②事業化に向けて、競合他社の動向を把握し、市場ニーズを考慮しているか。ユーザーやマーケット、市場規模が明確になっているか。

③補助事業の成果が価格的・性能的に優位性や収益性を有しているか。事業化に至るまでの遂行方法やスケジュールが妥当か。補助事業の課題が明確になっており、その課題の解決方法が明確かつ妥当か。

④補助事業として費用対効果(補助金の投入額に対して増額が想定される付加価値額など)が高いか。その際、現在の自社の人材、技術・ノウハウ等の強みを活用しているか。
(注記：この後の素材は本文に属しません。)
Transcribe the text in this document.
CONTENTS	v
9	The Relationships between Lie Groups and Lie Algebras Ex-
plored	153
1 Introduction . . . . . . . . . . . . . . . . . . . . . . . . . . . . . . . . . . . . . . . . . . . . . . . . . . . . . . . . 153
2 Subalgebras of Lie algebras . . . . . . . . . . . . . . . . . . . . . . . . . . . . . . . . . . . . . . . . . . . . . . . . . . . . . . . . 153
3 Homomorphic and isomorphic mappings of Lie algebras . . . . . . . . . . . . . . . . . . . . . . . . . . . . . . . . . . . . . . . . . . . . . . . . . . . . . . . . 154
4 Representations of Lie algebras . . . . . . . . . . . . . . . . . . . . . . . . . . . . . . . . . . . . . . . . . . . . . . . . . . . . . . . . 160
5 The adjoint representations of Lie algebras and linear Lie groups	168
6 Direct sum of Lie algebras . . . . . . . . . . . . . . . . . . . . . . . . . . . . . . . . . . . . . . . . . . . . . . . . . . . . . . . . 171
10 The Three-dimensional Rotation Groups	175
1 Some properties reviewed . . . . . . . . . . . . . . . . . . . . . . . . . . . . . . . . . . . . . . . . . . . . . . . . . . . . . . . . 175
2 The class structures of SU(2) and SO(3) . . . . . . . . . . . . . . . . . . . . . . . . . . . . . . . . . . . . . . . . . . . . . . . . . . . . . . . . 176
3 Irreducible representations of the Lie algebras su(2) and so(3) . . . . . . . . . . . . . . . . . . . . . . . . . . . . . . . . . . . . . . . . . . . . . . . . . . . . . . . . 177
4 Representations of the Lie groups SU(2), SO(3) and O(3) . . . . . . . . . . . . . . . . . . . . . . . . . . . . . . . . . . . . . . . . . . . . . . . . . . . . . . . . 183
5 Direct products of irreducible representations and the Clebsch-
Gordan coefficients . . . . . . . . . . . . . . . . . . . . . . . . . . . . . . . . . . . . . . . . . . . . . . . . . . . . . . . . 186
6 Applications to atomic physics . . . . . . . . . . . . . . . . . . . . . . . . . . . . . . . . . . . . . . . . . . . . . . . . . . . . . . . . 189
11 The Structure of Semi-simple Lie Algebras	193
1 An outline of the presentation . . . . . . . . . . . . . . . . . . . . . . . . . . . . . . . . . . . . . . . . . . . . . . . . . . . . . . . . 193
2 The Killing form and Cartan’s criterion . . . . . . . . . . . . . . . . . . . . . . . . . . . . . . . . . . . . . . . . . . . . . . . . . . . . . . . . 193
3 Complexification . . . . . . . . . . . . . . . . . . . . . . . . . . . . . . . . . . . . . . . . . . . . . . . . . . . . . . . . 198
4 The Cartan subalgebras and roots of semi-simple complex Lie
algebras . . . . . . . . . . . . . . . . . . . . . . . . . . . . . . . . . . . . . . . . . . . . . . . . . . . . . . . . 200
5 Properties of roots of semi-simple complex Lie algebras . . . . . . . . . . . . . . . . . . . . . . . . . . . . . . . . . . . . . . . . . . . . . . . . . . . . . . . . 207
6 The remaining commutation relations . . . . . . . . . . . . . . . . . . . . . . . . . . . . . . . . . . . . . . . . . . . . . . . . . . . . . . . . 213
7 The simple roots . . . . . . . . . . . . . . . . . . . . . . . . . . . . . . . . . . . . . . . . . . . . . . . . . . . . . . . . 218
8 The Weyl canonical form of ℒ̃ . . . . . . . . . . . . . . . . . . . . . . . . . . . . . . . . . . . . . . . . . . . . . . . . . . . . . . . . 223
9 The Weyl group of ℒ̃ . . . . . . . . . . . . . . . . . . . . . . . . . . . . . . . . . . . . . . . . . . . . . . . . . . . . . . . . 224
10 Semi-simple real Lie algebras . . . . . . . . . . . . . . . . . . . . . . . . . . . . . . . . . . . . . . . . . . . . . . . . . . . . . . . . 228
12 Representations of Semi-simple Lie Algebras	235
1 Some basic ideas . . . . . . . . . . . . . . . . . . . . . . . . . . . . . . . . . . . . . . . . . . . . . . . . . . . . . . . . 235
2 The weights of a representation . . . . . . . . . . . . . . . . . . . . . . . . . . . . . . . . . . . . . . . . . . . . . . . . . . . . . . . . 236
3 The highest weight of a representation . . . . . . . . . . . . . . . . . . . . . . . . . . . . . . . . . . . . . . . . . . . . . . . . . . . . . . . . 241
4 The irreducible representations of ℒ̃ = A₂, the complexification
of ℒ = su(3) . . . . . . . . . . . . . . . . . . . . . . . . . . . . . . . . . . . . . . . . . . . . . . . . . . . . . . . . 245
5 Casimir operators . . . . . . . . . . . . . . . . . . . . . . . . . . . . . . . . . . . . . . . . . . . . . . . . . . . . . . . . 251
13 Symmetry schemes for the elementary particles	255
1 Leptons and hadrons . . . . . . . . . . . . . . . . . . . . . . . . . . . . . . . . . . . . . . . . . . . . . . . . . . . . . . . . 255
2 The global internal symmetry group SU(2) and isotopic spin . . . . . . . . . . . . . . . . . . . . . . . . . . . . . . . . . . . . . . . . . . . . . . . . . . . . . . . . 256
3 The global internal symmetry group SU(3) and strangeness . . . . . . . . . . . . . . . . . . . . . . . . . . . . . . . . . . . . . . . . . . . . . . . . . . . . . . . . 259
→これらの中では、特に③の優位性や収益性を明確に示すことができるかどうかがポイントと考えられます。

(3)再構築点

① 事業再構築指針に沿った取組みであるか。また、全く異なる業種への転換など、リスクの高い、思い切った大胆な事業の再構築を行うものか。

② 既存事業における売上の減少が著しいなど、新型コロナウイルスの影響で深刻な被害が生じており、事業再構築を行う必要性や緊要性が高いか。

③ 市場ニーズや自社の強みを踏まえ、「選択と集中」を戦略的に組み合わせ、リソースの最適化を図る取組であるか。

④ 先端的なデジタル技術の活用、新しいビジネスモデルの構築等を通じて、地域のイノベーションに貢献する事業か。

→より思い切った事業の転換を行う計画、新しい技術を活用するようなチャレンジングな計画を評価する傾向が読み取れます。

(4)政策点

① 先端的なデジタル技術の活用、低炭素技術の活用、経済社会にとって特に重要な技術の活用等を通じて、我が国の経済成長を牽引し得るか。

② 新型コロナウイルスが事業環境に与える影響を乗り越えてⅤ字回復を達成するために有効な投資内容となっているか。

③ ニッチ分野において、適切なマーケティング、独自性の高い製品・サービス開発などにより差別化を行い、グローバル市場でもトップの地位を築く潜在性を有しているか。

④ 地域の特性を活かして高い付加価値を創出し、地域の雇用創出や経済成長を牽引する事業となることが期待できるか。

→これらは自社の置かれた状況や業界などによって該当するかどうか異なってくると思われますが、多少なりとも関わる内容があれば訴求したい項目となります。

(5)加点項目

① 令和3年の緊急事態宣言に伴う飲食店の時短営業や不要不急の外出・移動の自粛等により影響を受けたことにより、2021年1月~3月のいずれかの月の売上高が対前年(または対前々年)同月比で 30%以上減少していること。